Thryptomene nealensis
- Conservation status: Priority Three — Poorly Known Taxa (DEC)

Scientific classification
- Kingdom: Plantae
- Clade: Tracheophytes
- Clade: Angiosperms
- Clade: Eudicots
- Clade: Rosids
- Order: Myrtales
- Family: Myrtaceae
- Genus: Thryptomene
- Species: T. nealensis
- Binomial name: Thryptomene nealensis J.W.Green

= Thryptomene nealensis =

- Genus: Thryptomene
- Species: nealensis
- Authority: J.W.Green
- Conservation status: P3

Species of shrub

Thryptomene nealensis is a species of flowering plant in the family Myrtaceae and is endemic to central areas of Western Australia. It is a shrub with overlapping, decussate, linear leaves and pink flowers with five petals and usually five stamens.

==Description==
Thryptomene nealensis is a shrub that typically grows a height of 30 cm. Its leaves are decussate, overlapping, thick, 2–5 mm long and about 0.6 mm wide. The flowers are arranged singly in scattered leaf axils on a slightly flattened peduncle 0.3–0.7 mm long. The sepals are more or less round, petal-like and pink, about 1 mm long, the petals similar to the sepals but slightly longer. There are five, occasionally six stamens. Flowering occurs has been recorded in October.

==Taxonomy==
Thryptomene nealensis was first formally described in 1980 by John Green in the journal Nuytsia from specimens collected near Neale Junction in the Great Victoria Desert by Alex George in 1966. The specific epithet (nealensis) refers to the type location.

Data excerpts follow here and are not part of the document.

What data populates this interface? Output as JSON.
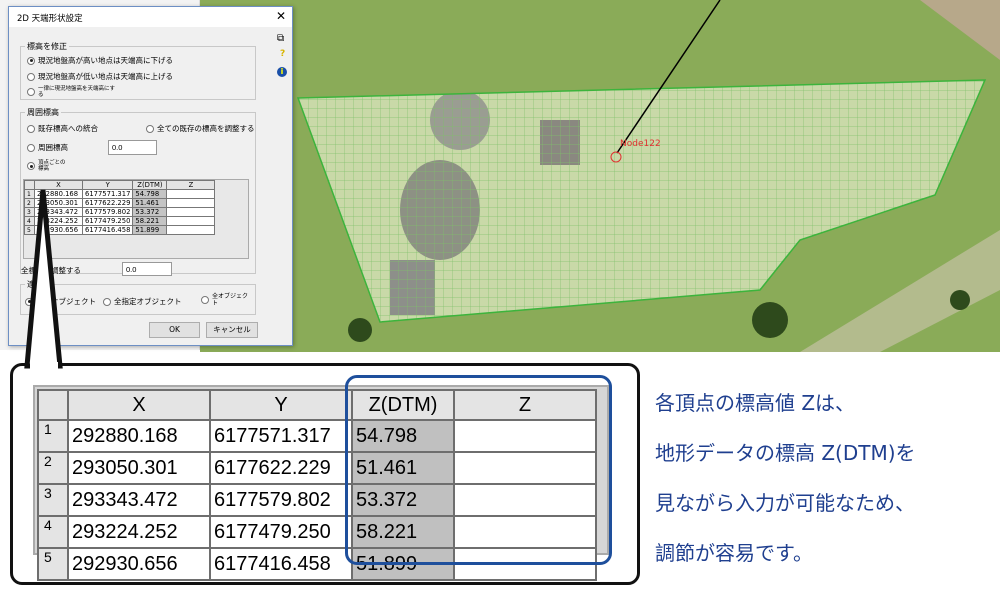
{
  "dialog": {
    "title": "2D 天端形状設定",
    "close_label": "✕",
    "group_modify": {
      "label": "標高を修正",
      "options": [
        "現況地盤高が高い地点は天端高に下げる",
        "現況地盤高が低い地点は天端高に上げる",
        "一律に現況地盤高を天端高にする"
      ],
      "selected": 0
    },
    "group_perimeter": {
      "label": "周囲標高",
      "opt_merge": "既存標高への統合",
      "opt_adjust_all": "全ての既存の標高を調整する",
      "opt_perimeter": "周囲標高",
      "perimeter_value": "0.0",
      "opt_vertex": "頂点ごとの標高",
      "selected": "vertex"
    },
    "adjust_all_label": "全標高を調整する",
    "adjust_all_value": "0.0",
    "group_apply": {
      "label": "適用",
      "options": [
        "選択オブジェクト",
        "全指定オブジェクト",
        "全オブジェクト"
      ],
      "selected": 0
    },
    "ok_label": "OK",
    "cancel_label": "キャンセル"
  },
  "table": {
    "columns": [
      "X",
      "Y",
      "Z(DTM)",
      "Z"
    ],
    "rows": [
      {
        "n": "1",
        "x": "292880.168",
        "y": "6177571.317",
        "zdtm": "54.798",
        "z": ""
      },
      {
        "n": "2",
        "x": "293050.301",
        "y": "6177622.229",
        "zdtm": "51.461",
        "z": ""
      },
      {
        "n": "3",
        "x": "293343.472",
        "y": "6177579.802",
        "zdtm": "53.372",
        "z": ""
      },
      {
        "n": "4",
        "x": "293224.252",
        "y": "6177479.250",
        "zdtm": "58.221",
        "z": ""
      },
      {
        "n": "5",
        "x": "292930.656",
        "y": "6177416.458",
        "zdtm": "51.899",
        "z": ""
      }
    ]
  },
  "map": {
    "node_label": "Node122"
  },
  "note": {
    "lines": [
      "各頂点の標高値 Zは、",
      "地形データの標高 Z(DTM)を",
      "見ながら入力が可能なため、",
      "調節が容易です。"
    ]
  },
  "colors": {
    "accent": "#1e4f9c",
    "boundary": "#3cb43c",
    "node": "#e03030"
  }
}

==Distribution and habitat==
This thryptomene is found on rocky breakaways in the Great Victoria Desert and Murchison biogeographic regions.

==Conservation status==
Thryptomene nealensis is classified as "Priority Three" by the Government of Western Australia Department of Parks and Wildlife meaning that it is poorly known and known from only a few locations but is not under imminent threat.